Bi-directional Uyghur-Chinese Neural Machine Translation with Marked Syllables
Hasan Wumaier, Sirajahmat Ruzmamat, Xireaili Hairela, LIU Wenqi, Tuergen Yibulayin, WANG Liejun, Wayit Abulizi
1.College of Information Science and Engineering, Xinjiang University, Urumqi 830046, China
2.Xinjiang Laboratory of Multi-language Information Technology, Xinjiang University, Urumqi 830046, China
3.School of Software, Xinjiang University, Urumqi 830091, China
In recent years, neural networks have become the mainstream methods used in machine translation, but in the field of low-resource machine translation, parallel corpus shortage and data sparseness remain great challenges.
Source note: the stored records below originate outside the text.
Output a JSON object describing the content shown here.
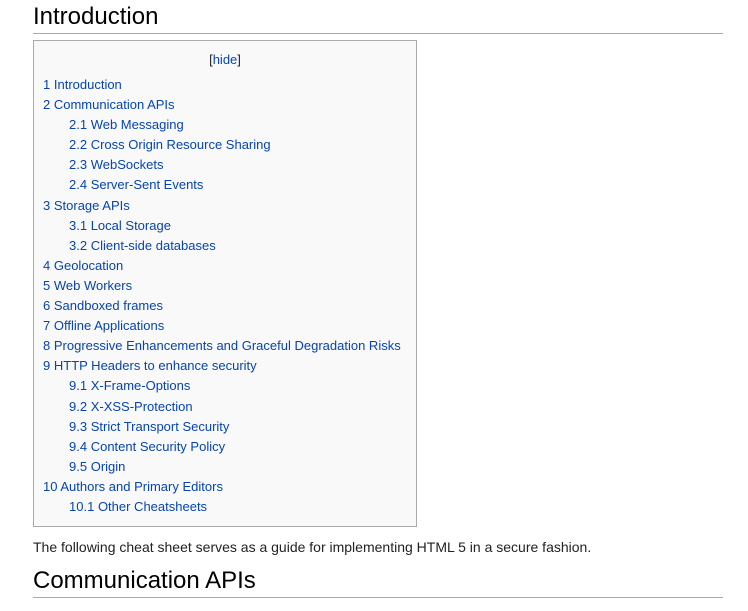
{
  "headings": {
    "introduction": "Introduction",
    "communication_apis": "Communication APIs"
  },
  "toc": {
    "hide_open": "[",
    "hide_label": "hide",
    "hide_close": "]",
    "items": [
      {
        "num": "1",
        "label": "Introduction",
        "level": 1
      },
      {
        "num": "2",
        "label": "Communication APIs",
        "level": 1
      },
      {
        "num": "2.1",
        "label": "Web Messaging",
        "level": 2
      },
      {
        "num": "2.2",
        "label": "Cross Origin Resource Sharing",
        "level": 2
      },
      {
        "num": "2.3",
        "label": "WebSockets",
        "level": 2
      },
      {
        "num": "2.4",
        "label": "Server-Sent Events",
        "level": 2
      },
      {
        "num": "3",
        "label": "Storage APIs",
        "level": 1
      },
      {
        "num": "3.1",
        "label": "Local Storage",
        "level": 2
      },
      {
        "num": "3.2",
        "label": "Client-side databases",
        "level": 2
      },
      {
        "num": "4",
        "label": "Geolocation",
        "level": 1
      },
      {
        "num": "5",
        "label": "Web Workers",
        "level": 1
      },
      {
        "num": "6",
        "label": "Sandboxed frames",
        "level": 1
      },
      {
        "num": "7",
        "label": "Offline Applications",
        "level": 1
      },
      {
        "num": "8",
        "label": "Progressive Enhancements and Graceful Degradation Risks",
        "level": 1
      },
      {
        "num": "9",
        "label": "HTTP Headers to enhance security",
        "level": 1
      },
      {
        "num": "9.1",
        "label": "X-Frame-Options",
        "level": 2
      },
      {
        "num": "9.2",
        "label": "X-XSS-Protection",
        "level": 2
      },
      {
        "num": "9.3",
        "label": "Strict Transport Security",
        "level": 2
      },
      {
        "num": "9.4",
        "label": "Content Security Policy",
        "level": 2
      },
      {
        "num": "9.5",
        "label": "Origin",
        "level": 2
      },
      {
        "num": "10",
        "label": "Authors and Primary Editors",
        "level": 1
      },
      {
        "num": "10.1",
        "label": "Other Cheatsheets",
        "level": 2
      }
    ]
  },
  "intro_paragraph": "The following cheat sheet serves as a guide for implementing HTML 5 in a secure fashion.",
  "colors": {
    "link": "#0645ad",
    "toc_background": "#f9f9f9",
    "toc_border": "#aaaaaa",
    "text": "#222222"
  }
}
Aiming at the problem of data sparseness caused by insufficient Uyghur-Chinese parallel corpus and complex Uyghur morphology, this paper proposes a neural network method, which is based on the syllable characteristics of Uyghur language, cutting words into syllables, and incorporating the idea of BME(Begin, Middle, End) markup. Compared to the word level and the BPE level, the proposed method improves 7.39 and 3.04 BLEU values respectively in Uyghur-Chinese machine translation tasks, and 5.82 and 3.09 BLEU values respectively in Chinese-Uyghur machine translation. It indicates that under the condition of insufficient parallel corpus, this method can effectively improve the quality of Uyghur-Chinese machine translation.